Pyrrhon a toujours été l’un des plus subversifs groupes de death metal d’avant-garde, une niche déjà assez inaccessible en elle-même. Trop expérimental pour bien vendre sur le fameux Relapse Records, le quatuor américain a néanmoins continué à pousser son art de l’avant, assumant pleinement la position très souterraine qu’il occupe dans l’écosystème de la musique extrême. À la sueur de leur front, ces musiciens explorent les marges moins évidentes du death metal complexe et brutal: des sections répétitives rappelant l’industriel de Skinny Puppy, des sections lentes et crues dignes de Swans et beaucoup d’escapades noise bien placées donnent une couleur bien particulière, frôlant le post-punk, le noise rock et même de l’improvisation libre.

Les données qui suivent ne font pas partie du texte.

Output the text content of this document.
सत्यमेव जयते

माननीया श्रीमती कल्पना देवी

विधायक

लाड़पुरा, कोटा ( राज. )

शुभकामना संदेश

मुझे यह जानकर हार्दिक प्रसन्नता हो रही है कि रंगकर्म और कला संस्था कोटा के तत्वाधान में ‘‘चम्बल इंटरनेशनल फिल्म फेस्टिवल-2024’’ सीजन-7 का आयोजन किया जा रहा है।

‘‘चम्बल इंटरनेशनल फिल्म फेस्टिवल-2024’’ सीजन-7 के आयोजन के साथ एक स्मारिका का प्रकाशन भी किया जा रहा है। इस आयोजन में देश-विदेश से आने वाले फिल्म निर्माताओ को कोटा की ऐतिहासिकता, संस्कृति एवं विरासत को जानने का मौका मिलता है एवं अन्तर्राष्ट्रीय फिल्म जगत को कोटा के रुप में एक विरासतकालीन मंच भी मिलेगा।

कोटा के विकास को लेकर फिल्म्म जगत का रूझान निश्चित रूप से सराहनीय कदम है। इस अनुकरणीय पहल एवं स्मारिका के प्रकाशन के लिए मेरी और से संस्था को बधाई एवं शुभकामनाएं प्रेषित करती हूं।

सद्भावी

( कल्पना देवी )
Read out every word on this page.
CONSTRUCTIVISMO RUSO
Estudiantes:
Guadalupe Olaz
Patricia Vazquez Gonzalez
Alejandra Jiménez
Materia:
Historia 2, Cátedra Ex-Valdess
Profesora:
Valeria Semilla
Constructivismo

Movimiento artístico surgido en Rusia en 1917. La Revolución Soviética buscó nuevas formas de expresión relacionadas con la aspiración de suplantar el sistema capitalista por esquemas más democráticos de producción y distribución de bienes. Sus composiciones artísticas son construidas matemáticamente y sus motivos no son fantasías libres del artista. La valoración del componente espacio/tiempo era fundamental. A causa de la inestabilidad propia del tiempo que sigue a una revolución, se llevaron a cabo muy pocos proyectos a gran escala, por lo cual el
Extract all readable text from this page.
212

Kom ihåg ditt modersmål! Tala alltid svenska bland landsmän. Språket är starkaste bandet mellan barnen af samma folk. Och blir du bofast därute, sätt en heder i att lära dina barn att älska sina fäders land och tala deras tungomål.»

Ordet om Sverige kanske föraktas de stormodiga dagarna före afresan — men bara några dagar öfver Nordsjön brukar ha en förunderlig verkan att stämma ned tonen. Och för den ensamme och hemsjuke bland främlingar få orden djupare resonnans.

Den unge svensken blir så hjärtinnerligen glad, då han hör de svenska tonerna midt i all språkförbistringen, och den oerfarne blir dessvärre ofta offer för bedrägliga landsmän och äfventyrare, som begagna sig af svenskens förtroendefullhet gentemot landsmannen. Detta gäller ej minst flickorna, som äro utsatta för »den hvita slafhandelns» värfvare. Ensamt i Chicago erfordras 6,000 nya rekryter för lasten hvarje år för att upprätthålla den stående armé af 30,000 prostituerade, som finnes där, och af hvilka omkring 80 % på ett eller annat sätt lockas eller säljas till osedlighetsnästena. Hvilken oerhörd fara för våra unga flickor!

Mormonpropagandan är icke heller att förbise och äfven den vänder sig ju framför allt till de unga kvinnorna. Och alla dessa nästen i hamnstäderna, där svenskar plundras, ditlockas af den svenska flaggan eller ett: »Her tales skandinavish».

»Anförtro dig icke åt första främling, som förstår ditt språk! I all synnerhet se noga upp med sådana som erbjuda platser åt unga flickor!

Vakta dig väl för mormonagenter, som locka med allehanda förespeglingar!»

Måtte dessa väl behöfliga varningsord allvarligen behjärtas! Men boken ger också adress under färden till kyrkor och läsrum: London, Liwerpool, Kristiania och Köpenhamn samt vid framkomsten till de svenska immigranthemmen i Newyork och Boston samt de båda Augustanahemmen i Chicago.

Pourtant, tout cela est méticuleusement ficelé ensemble par un jeu technique hors pair et une créativité débordante, qui s’apprécient surtout avec les bonnes références en tête pour bien situer l’esthétique dissonante et angoissée de Pyrrhon. Le jeu de batterie de Steve Schwegler, qui en est à son troisième opus avec le groupe, est impeccable et encore plus impressionnant à voir en spectacle. Il faut également souligner la performance vocale de Doug Moore, qui fait un usage fréquent, mais bien dosé d’effets contrôlés depuis un processeur vocal (délai, looper, flanger, filtres fréquentiels variés).
Pyrrhon a toujours livré des albums originaux et intéressants, mais Exhaust est très probablement leur meilleur. Les 50 minutes s’écoulent naturellement et maintiennent l’attention jusqu’au bout. Les accroches rythmées et pesantes font bon contrepoids aux éléments plus difficiles à suivre, le tout restant cohérent. Une écoute exigeante, mais gratifiante.